As “33 Place Brugmann” opens in August 1939, the residents of this eponymously named apartment building in Brussels sense the coming storm. With the Great War concluded only twenty years earlier, Germany is once again ascendant and militarized. More than invasion, which seems inevitable, the Belgians, especially those who are Jewish, fear occupation.
The tenants are a diverse group, among them: an architect and his precocious teenage daughter, Charlotte (who is chief among the characters); an art dealer who is Jewish; a retired army officer; a Russian refugee; and the building supervisor, who favors the Nazis. As the Germans approach, the art dealer and his family flee to Scotland (but do not escape the reach of the war), while the others confront the daily indignities of life under the eyes of the Gestapo.

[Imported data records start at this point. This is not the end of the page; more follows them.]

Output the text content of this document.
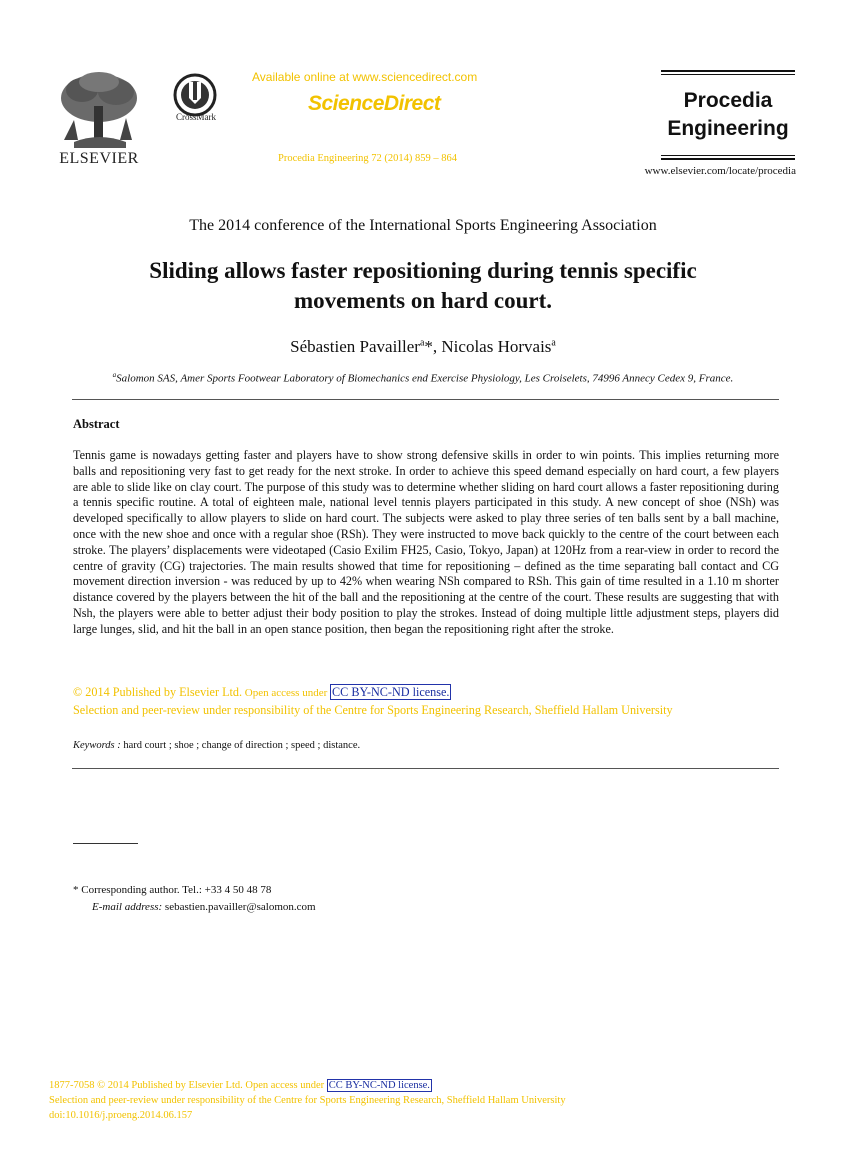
ELSEVIER
CrossMark
Available online at www.sciencedirect.com
ScienceDirect
Procedia Engineering 72 (2014) 859 – 864
Procedia
Engineering
www.elsevier.com/locate/procedia
The 2014 conference of the International Sports Engineering Association
Sliding allows faster repositioning during tennis specific
movements on hard court.
Sébastien Pavailler$^a$*, Nicolas Horvais$^a$
$^a$Salomon SAS, Amer Sports Footwear Laboratory of Biomechanics end Exercise Physiology, Les Croiselets, 74996 Annecy Cedex 9, France.
Abstract
Tennis game is nowadays getting faster and players have to show strong defensive skills in order to win points. This implies returning more balls and repositioning very fast to get ready for the next stroke. In order to achieve this speed demand especially on hard court, a few players are able to slide like on clay court. The purpose of this study was to determine whether sliding on hard court allows a faster repositioning during a tennis specific routine. A total of eighteen male, national level tennis players participated in this study. A new concept of shoe (NSh) was developed specifically to allow players to slide on hard court. The subjects were asked to play three series of ten balls sent by a ball machine, once with the new shoe and once with a regular shoe (RSh). They were instructed to move back quickly to the centre of the court between each stroke. The players’ displacements were videotaped (Casio Exilim FH25, Casio, Tokyo, Japan) at 120Hz from a rear-view in order to record the centre of gravity (CG) trajectories. The main results showed that time for repositioning – defined as the time separating ball contact and CG movement direction inversion - was reduced by up to 42% when wearing NSh compared to RSh. This gain of time resulted in a 1.10 m shorter distance covered by the players between the hit of the ball and the repositioning at the centre of the court. These results are suggesting that with Nsh, the players were able to better adjust their body position to play the strokes. Instead of doing multiple little adjustment steps, players did large lunges, slid, and hit the ball in an open stance position, then began the repositioning right after the stroke.
© 2014 Published by Elsevier Ltd. Open access under CC BY-NC-ND license.
Selection and peer-review under responsibility of the Centre for Sports Engineering Research, Sheffield Hallam University
Keywords : hard court ; shoe ; change of direction ; speed ; distance.
* Corresponding author. Tel.: +33 4 50 48 78
E-mail address: sebastien.pavailler@salomon.com
1877-7058 © 2014 Published by Elsevier Ltd. Open access under CC BY-NC-ND license.
Selection and peer-review under responsibility of the Centre for Sports Engineering Research, Sheffield Hallam University
doi:10.1016/j.proeng.2014.06.157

The beauty of Austen’s storytelling is that is doesn’t descend into tropes. It is multi-dimensional. While, yes, anxiety and paranoia are endemic within 33 Place Brugmann, there are also celebration of small victories, recognition of the restorative power of art, and presence of the persistent, simmering belief – growing as the years pass – that survival is possible.
“33 Place Brugmann” made me think of Anthony Doerr’s “All the Light We Cannot See” (2017), the story of another father-daughter family caught in the same war. In comparison, Doerr’s book is richer and more complex, but that is not to take anything away from “33 Place Brugmann,” which is equally human and equally effective at capturing the long violence of war.